We worked closely with John over a number of weeks to arrive at a design that worked for the artist and the architecture, and responded to the urban context. There was a round table, a lot of coffee, a felt pen and loose drawings on tracing paper pasted all over the office walls and windows. It was an open process, brainstorming ideas, exploring and discarding many and working and reworking different combinations, until finally almost like magic the design revealed itself. It utilises many elements of John’s personal themes and visual language, but somehow feels fresh and site specific.

There can be a freedom in art that does not exist in architecture, but it was necessary for John’s design to function on several levels.
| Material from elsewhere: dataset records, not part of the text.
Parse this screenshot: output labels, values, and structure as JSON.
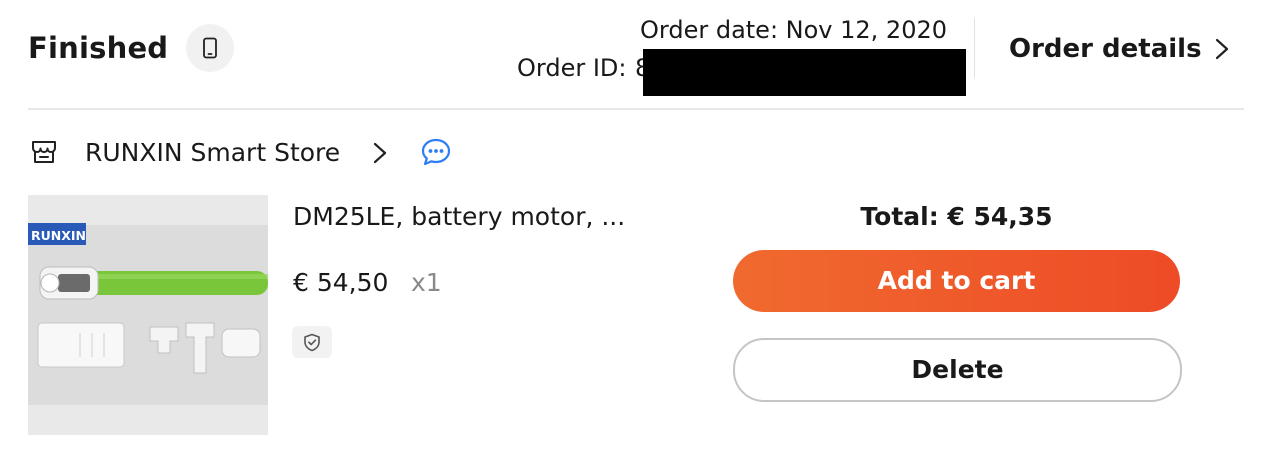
{
  "order": {
    "status": "Finished",
    "date_text": "Order date: Nov 12, 2020",
    "id_label": "Order ID:",
    "id_visible": "8",
    "details_label": "Order details"
  },
  "store": {
    "name": "RUNXIN Smart Store"
  },
  "product": {
    "image_brand_text": "RUNXIN",
    "name": "DM25LE, battery motor, ...",
    "price": "€ 54,50",
    "quantity": "x1"
  },
  "summary": {
    "total_text": "Total: € 54,35"
  },
  "actions": {
    "add_to_cart_label": "Add to cart",
    "delete_label": "Delete"
  },
  "icons": {
    "phone": "mobile-phone-icon",
    "details_chevron": "chevron-right-icon",
    "store": "store-icon",
    "store_chevron": "chevron-right-icon",
    "chat": "chat-bubble-icon",
    "badge": "shield-check-icon"
  },
  "colors": {
    "cart_gradient_start": "#f06a2f",
    "cart_gradient_end": "#ee4b26",
    "chat_blue": "#2f7df6",
    "tube_green": "#79c63a",
    "text_primary": "#191919",
    "text_muted": "#8a8a8a"
  }
}
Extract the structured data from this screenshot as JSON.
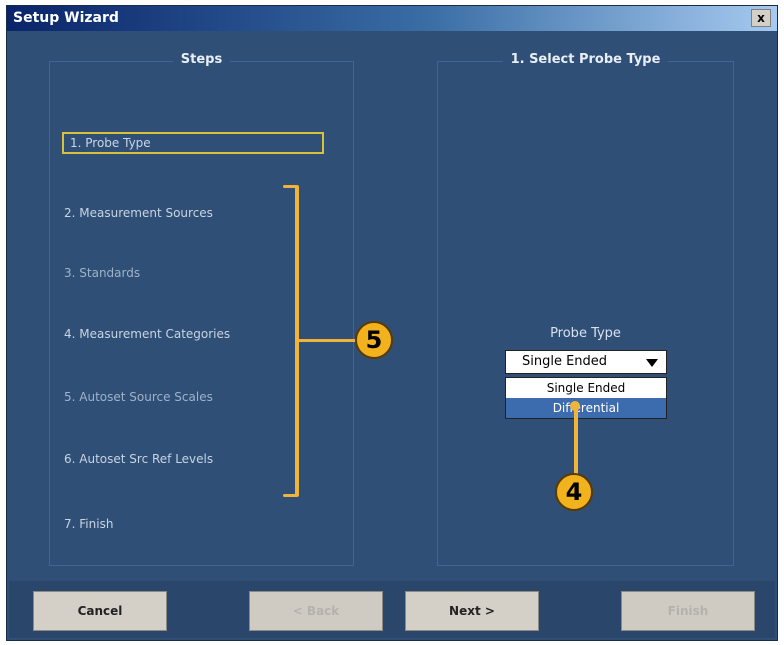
{
  "window": {
    "title": "Setup Wizard",
    "close_label": "x"
  },
  "steps_panel": {
    "heading": "Steps",
    "steps": [
      "1. Probe Type",
      "2. Measurement Sources",
      "3. Standards",
      "4. Measurement Categories",
      "5. Autoset Source Scales",
      "6. Autoset Src Ref Levels",
      "7. Finish"
    ],
    "active_index": 0
  },
  "probe_panel": {
    "heading": "1. Select Probe Type",
    "field_label": "Probe Type",
    "selected_value": "Single Ended",
    "options": [
      "Single Ended",
      "Differential"
    ],
    "highlighted_option": "Differential"
  },
  "buttons": {
    "cancel": "Cancel",
    "back": "< Back",
    "next": "Next >",
    "finish": "Finish"
  },
  "callouts": {
    "steps": "5",
    "dropdown": "4"
  },
  "colors": {
    "accent": "#f2b21d",
    "window_bg": "#2f4f76",
    "active_outline": "#d9c13a"
  }
}
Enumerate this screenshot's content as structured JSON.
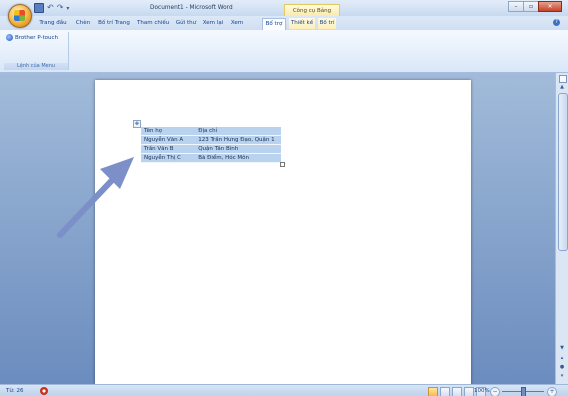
{
  "window": {
    "title": "Document1 - Microsoft Word",
    "context_group": "Công cụ Bảng"
  },
  "qat": {
    "save_icon": "save-icon",
    "undo_icon": "undo-icon",
    "redo_icon": "redo-icon"
  },
  "tabs": [
    {
      "label": "Trang đầu",
      "active": false
    },
    {
      "label": "Chèn",
      "active": false
    },
    {
      "label": "Bố trí Trang",
      "active": false
    },
    {
      "label": "Tham chiếu",
      "active": false
    },
    {
      "label": "Gửi thư",
      "active": false
    },
    {
      "label": "Xem lại",
      "active": false
    },
    {
      "label": "Xem",
      "active": false
    },
    {
      "label": "Bổ trợ",
      "active": true
    },
    {
      "label": "Thiết kế",
      "active": false
    },
    {
      "label": "Bố trí",
      "active": false
    }
  ],
  "ribbon": {
    "group_button": "Brother P-touch",
    "group_label": "Lệnh của Menu"
  },
  "document": {
    "table": {
      "headers": [
        "Tên họ",
        "Địa chỉ"
      ],
      "rows": [
        [
          "Nguyễn Văn A",
          "123 Trần Hưng Đạo, Quận 1"
        ],
        [
          "Trần Văn B",
          "Quận Tân Bình"
        ],
        [
          "Nguyễn Thị C",
          "Bà Điểm, Hóc Môn"
        ]
      ]
    }
  },
  "status": {
    "word_count": "Từ: 26",
    "zoom": "100%"
  },
  "colors": {
    "workspace": "#89a6cd",
    "table_selection": "#b9d2ee",
    "arrow": "#7d8fc9"
  }
}
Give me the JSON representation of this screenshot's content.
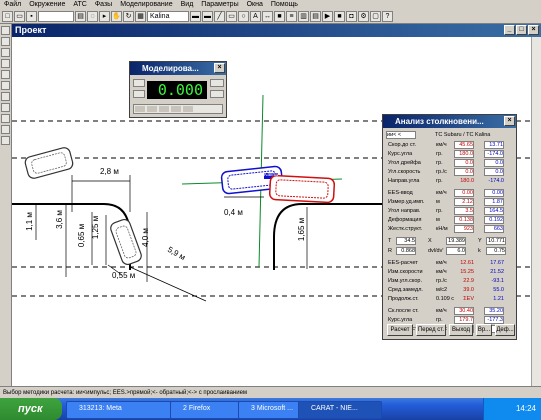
{
  "menu": [
    "Файл",
    "Окружение",
    "АТС",
    "Фазы",
    "Моделирование",
    "Вид",
    "Параметры",
    "Окна",
    "Помощь"
  ],
  "toolbar": {
    "vehicle_select": "Kalina"
  },
  "project_title": "Проект",
  "sim_window": {
    "title": "Моделирова...",
    "display": "0.000"
  },
  "drawing": {
    "dim_labels": [
      "2,8 м",
      "3,6 м",
      "0,65 м",
      "1,25 м",
      "1,1 м",
      "4,0 м",
      "0,55 м",
      "5,9 м",
      "0,4 м",
      "1,65 м"
    ],
    "vehicle_label": "Kalina"
  },
  "analysis": {
    "title": "Анализ столкновени...",
    "header_select": "ии< <",
    "header_ts": "ТС Subaru / ТС Kalina",
    "rows": [
      {
        "label": "Скор.до ст.",
        "unit": "км/ч",
        "v1": "45.65",
        "v2": "13.71",
        "boxed": true
      },
      {
        "label": "Курс.угла",
        "unit": "гр.",
        "v1": "180.0",
        "v2": "-174.0",
        "boxed": true
      },
      {
        "label": "Угол дрейфа",
        "unit": "гр.",
        "v1": "0.0",
        "v2": "0.0",
        "boxed": true
      },
      {
        "label": "Угл.скорость",
        "unit": "гр./с",
        "v1": "0.0",
        "v2": "0.0",
        "boxed": true
      },
      {
        "label": "Направ.угла",
        "unit": "гр.",
        "v1": "180.0",
        "v2": "-174.0",
        "boxed": false
      },
      {
        "label": "EES-ввод",
        "unit": "км/ч",
        "v1": "0.00",
        "v2": "0.00",
        "boxed": true
      },
      {
        "label": "Измер.уд.имп.",
        "unit": "м",
        "v1": "2.12",
        "v2": "1.87",
        "boxed": true
      },
      {
        "label": "Угол направ.",
        "unit": "гр.",
        "v1": "3.5",
        "v2": "164.5",
        "boxed": true
      },
      {
        "label": "Деформация",
        "unit": "м",
        "v1": "0.138",
        "v2": "0.192",
        "boxed": true
      },
      {
        "label": "Жестк.структ.",
        "unit": "кН/м",
        "v1": "923",
        "v2": "663",
        "boxed": true
      }
    ],
    "params": [
      {
        "l1": "T",
        "v1": "34.5",
        "l2": "Х",
        "v2": "19.389",
        "l3": "Y",
        "v3": "10.771"
      },
      {
        "l1": "R",
        "v1": "0.868",
        "l2": "dvl/dv'",
        "v2": "6.0",
        "l3": "k",
        "v3": "0.75"
      }
    ],
    "results": [
      {
        "label": "EES-расчет",
        "unit": "км/ч",
        "v1": "12.61",
        "v2": "17.67"
      },
      {
        "label": "Изм.скорости",
        "unit": "км/ч",
        "v1": "15.25",
        "v2": "21.52"
      },
      {
        "label": "Изм.угл.скор.",
        "unit": "гр./с",
        "v1": "22.9",
        "v2": "-93.1"
      },
      {
        "label": "Сред.замедл.",
        "unit": "м/с2",
        "v1": "39.0",
        "v2": "55.0"
      },
      {
        "label": "Продолж.ст.",
        "unit": "0.109 с",
        "v1": "ΣEV",
        "v2": "1.21"
      }
    ],
    "after": [
      {
        "label": "Ск.после ст.",
        "unit": "км/ч",
        "v1": "30.40",
        "v2": "35.20"
      },
      {
        "label": "Курс.угла",
        "unit": "гр.",
        "v1": "179.7",
        "v2": "-177.3"
      },
      {
        "label": "Угл.скорость",
        "unit": "гр./с",
        "v1": "-26",
        "v2": "95"
      }
    ],
    "buttons": [
      "Расчет",
      "Перед ст.",
      "Выход",
      "Вр...",
      "Деф..."
    ]
  },
  "status_text": "Выбор методики расчета: ии<импульс; EES.>прямой;<- обратный;<-> с прослаиванием",
  "taskbar": {
    "start": "пуск",
    "tasks": [
      "313213: Meta",
      "2 Firefox",
      "3 Microsoft ...",
      "CARAT - NIE..."
    ],
    "clock": "14:24"
  },
  "colors": {
    "car_red": "#d01010",
    "car_blue": "#1010d0",
    "title_blue": "#0a246a",
    "axis_green": "#0a8a2a"
  }
}
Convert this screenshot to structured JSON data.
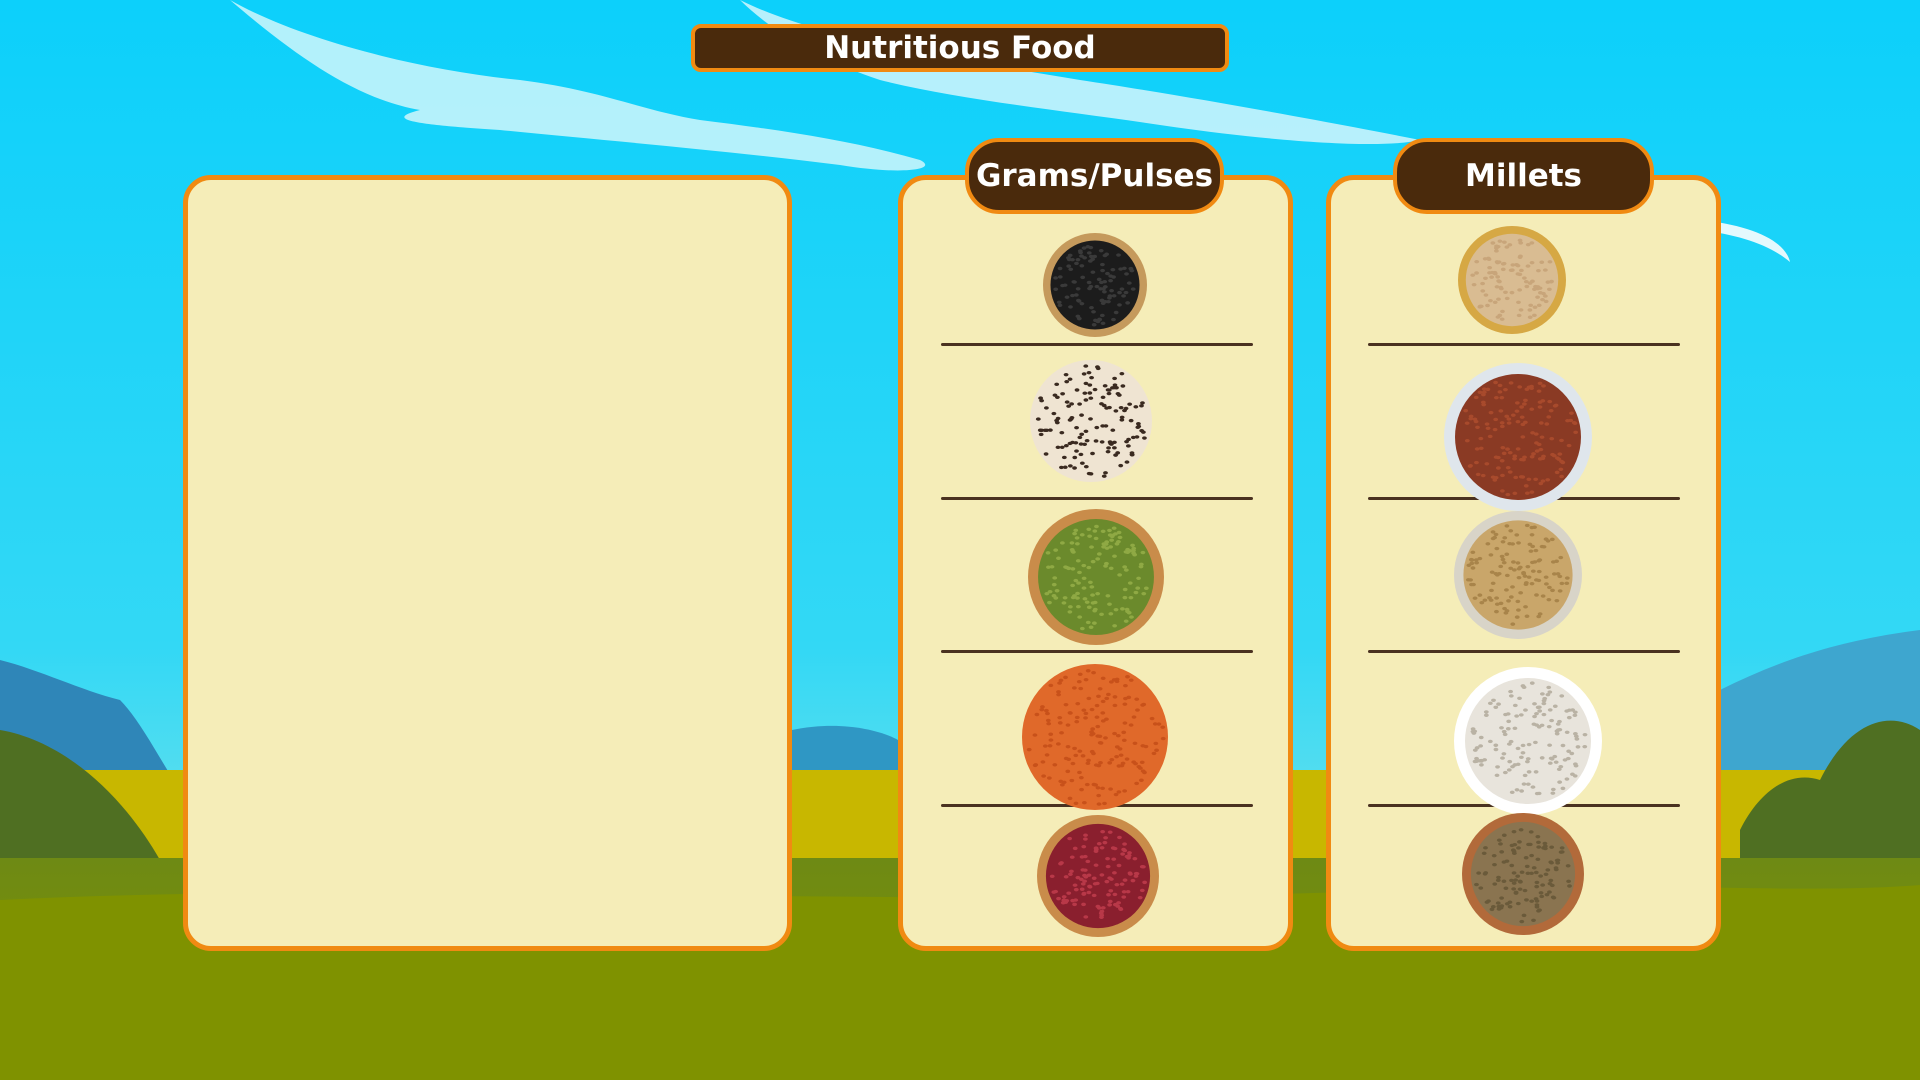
{
  "title": "Nutritious Food",
  "drop_zone": {
    "label": ""
  },
  "categories": [
    {
      "key": "pulses",
      "label": "Grams/Pulses",
      "items": [
        {
          "name": "black-gram-icon",
          "colors": {
            "rim": "#c59a5c",
            "fill": "#1c1c1c",
            "grain": "#3a3a3a"
          }
        },
        {
          "name": "black-eyed-peas-icon",
          "colors": {
            "rim": "none",
            "fill": "#efe4d2",
            "grain": "#3a2a20"
          }
        },
        {
          "name": "green-gram-icon",
          "colors": {
            "rim": "#c98c4a",
            "fill": "#6b8a2c",
            "grain": "#8fa944"
          }
        },
        {
          "name": "red-lentils-icon",
          "colors": {
            "rim": "none",
            "fill": "#e0692a",
            "grain": "#c8511a"
          }
        },
        {
          "name": "kidney-beans-icon",
          "colors": {
            "rim": "#c98c4a",
            "fill": "#8a1f2e",
            "grain": "#b83848"
          }
        }
      ]
    },
    {
      "key": "millets",
      "label": "Millets",
      "items": [
        {
          "name": "foxtail-millet-icon",
          "colors": {
            "rim": "#d6a844",
            "fill": "#d9bc92",
            "grain": "#c8a57a"
          }
        },
        {
          "name": "finger-millet-icon",
          "colors": {
            "rim": "#dfe6ec",
            "fill": "#8a3a24",
            "grain": "#a84a2c"
          }
        },
        {
          "name": "pearl-millet-icon",
          "colors": {
            "rim": "#d8d4c8",
            "fill": "#c9a66a",
            "grain": "#a8844a"
          }
        },
        {
          "name": "barnyard-millet-icon",
          "colors": {
            "rim": "#ffffff",
            "fill": "#e8e4dc",
            "grain": "#b9b2a4"
          }
        },
        {
          "name": "little-millet-icon",
          "colors": {
            "rim": "#b26a3a",
            "fill": "#8a7450",
            "grain": "#6a5a3a"
          }
        }
      ]
    }
  ],
  "colors": {
    "sky_top": "#0cd0fb",
    "sky_bottom": "#7fe5e8",
    "grass": "#7f9200",
    "grass_far": "#6f8c16",
    "panel_bg": "#f5edb8",
    "panel_border": "#f08a12",
    "banner_bg": "#4a2a0c",
    "banner_text": "#ffffff"
  }
}
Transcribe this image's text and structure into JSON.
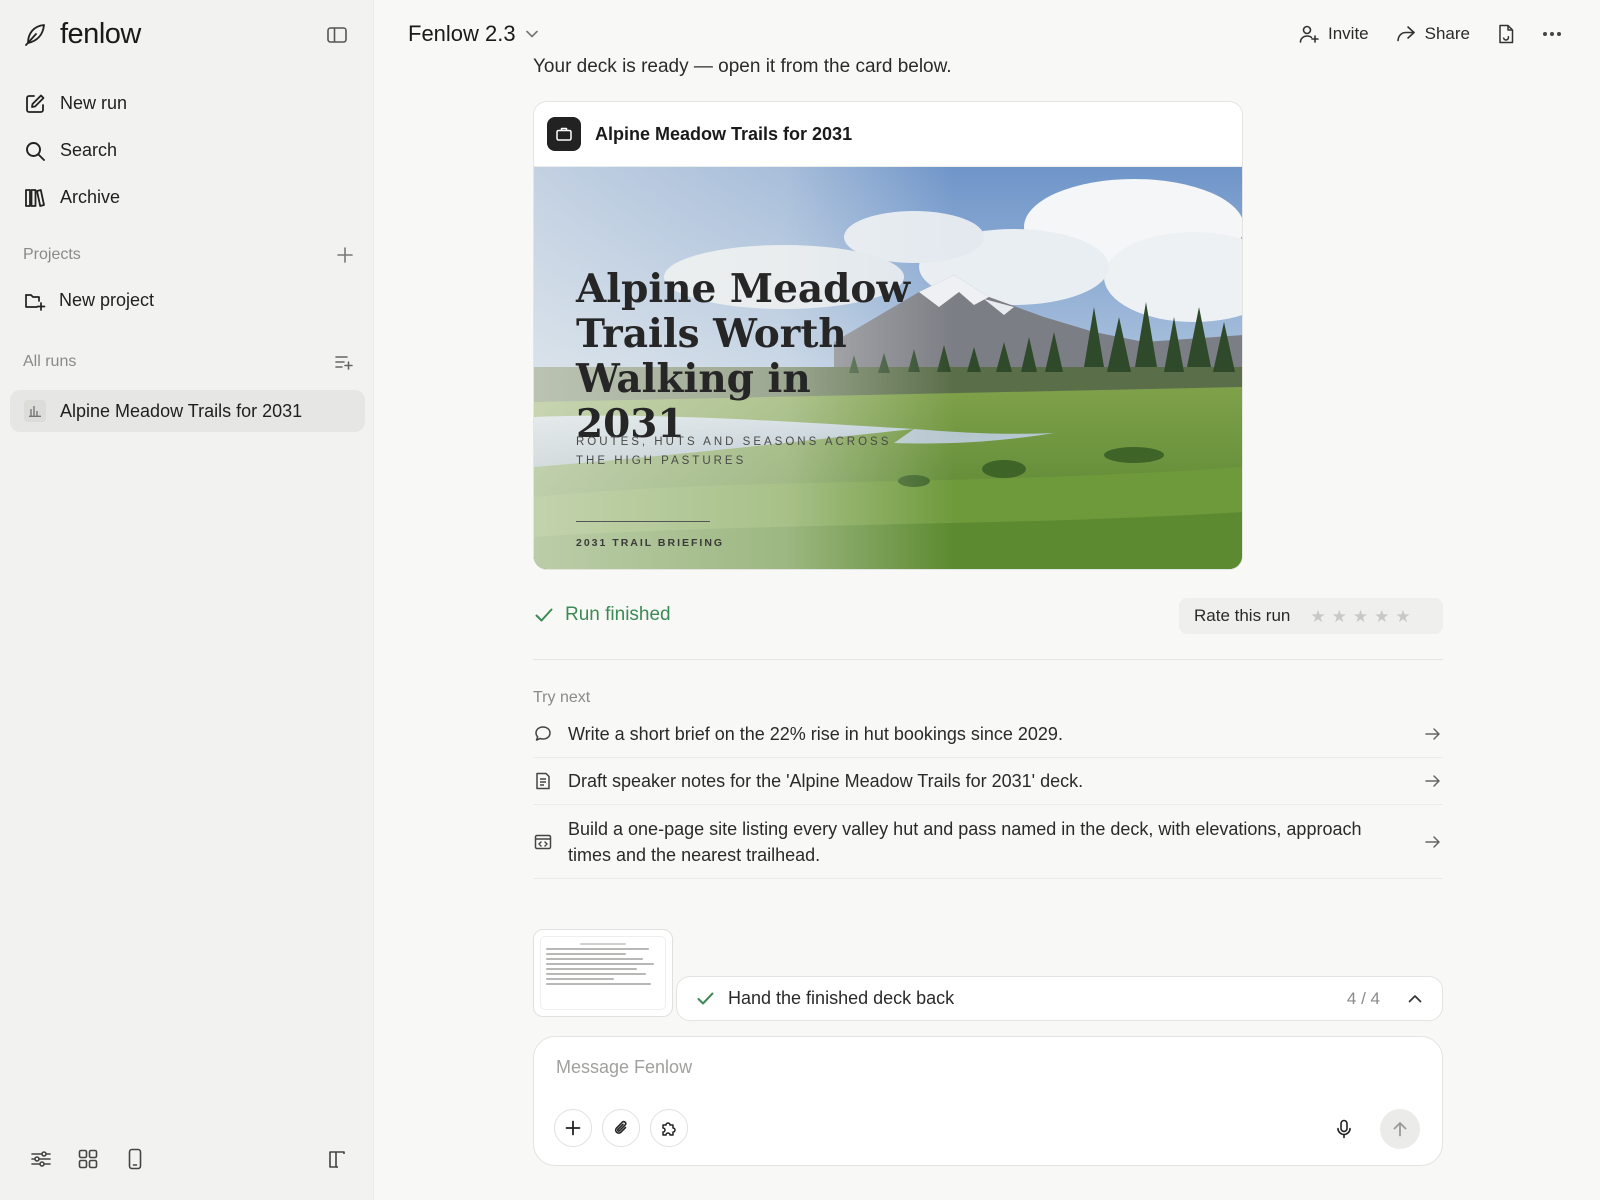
{
  "app": {
    "brand": "fenlow"
  },
  "sidebar": {
    "nav": [
      {
        "label": "New run",
        "icon": "compose-icon"
      },
      {
        "label": "Search",
        "icon": "search-icon"
      },
      {
        "label": "Archive",
        "icon": "books-icon"
      }
    ],
    "projects_label": "Projects",
    "new_project_label": "New project",
    "all_runs_label": "All runs",
    "runs": [
      {
        "label": "Alpine Meadow Trails for 2031",
        "selected": true
      }
    ]
  },
  "header": {
    "model": "Fenlow 2.3",
    "invite_label": "Invite",
    "share_label": "Share"
  },
  "main": {
    "intro": "Your deck is ready — open it from the card below.",
    "deck": {
      "title": "Alpine Meadow Trails for 2031",
      "slide_title": "Alpine Meadow Trails Worth Walking in 2031",
      "slide_subtitle": "ROUTES, HUTS AND SEASONS ACROSS THE HIGH PASTURES",
      "slide_footer": "2031 TRAIL BRIEFING"
    },
    "status": "Run finished",
    "rating": {
      "label": "Rate this run",
      "value": 0,
      "max": 5
    },
    "try_next_label": "Try next",
    "suggestions": [
      {
        "text": "Write a short brief on the 22% rise in hut bookings since 2029.",
        "icon": "chat-bubble-icon"
      },
      {
        "text": "Draft speaker notes for the 'Alpine Meadow Trails for 2031' deck.",
        "icon": "document-icon"
      },
      {
        "text": "Build a one-page site listing every valley hut and pass named in the deck, with elevations, approach times and the nearest trailhead.",
        "icon": "browser-window-icon"
      }
    ],
    "task": {
      "label": "Hand the finished deck back",
      "progress": "4 / 4"
    },
    "composer": {
      "placeholder": "Message Fenlow"
    }
  },
  "colors": {
    "accent_green": "#3c8a55",
    "sidebar_bg": "#f2f2f1",
    "selected_bg": "#e6e6e4"
  }
}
The design’s triangulated super-structure reads strongly from a distance, and viewed closer, the infill patterns intensify with infinite variations on a theme. This creates an intricacy and fine-grained scale appropriate to the location and provides privacy and sun-screening for the hotel guests. From within each room the guests will look out through a fragment of the design, a personal John Reynolds drawing made of steel lace. The screen will be animated by the changing light, casting fractured shadows on the glass wall behind. At night the building will glow like a decorative lantern, with the screen in silhouette.

I think such opportunities are particularly available in New Zealand. It’s such a small community that these synergies are up for grabs, if you can just make them work. That part of it depends on the chemistry. Fortunately Nic, Gary and I admire one another’s work, and we can operate together productively and quickly. We’ve had lots of roiling conversations about how lace operates, say, or how a stocking-like torsion can be engineered with the design. That is, a lot of conversation occurred that wasn’t necessarily about architecture or art – it was conceptual talk about design problems. You can do that with people that you know are up for that kind of conversation, people who understand that a design solution can come from that.

Multi-storey buildings by their nature must have a certain rationalism in their design, but we are looking for ways to recover some of architecture’s romanticism. We are interested in the frisson created by the combination of the handmade and the technological. A hand-made drawing can be transformed with scanners, computers and laser cutters into a monumental work of stone or metal. Ironically it is through cutting-edge technology that we can achieve the sense of the hand-made that was once provided in architecture by craftsmen. Our collaboration with John Reynolds has lead to a more expressive architecture, where the realm of thoughts is made manifest in the realm of things.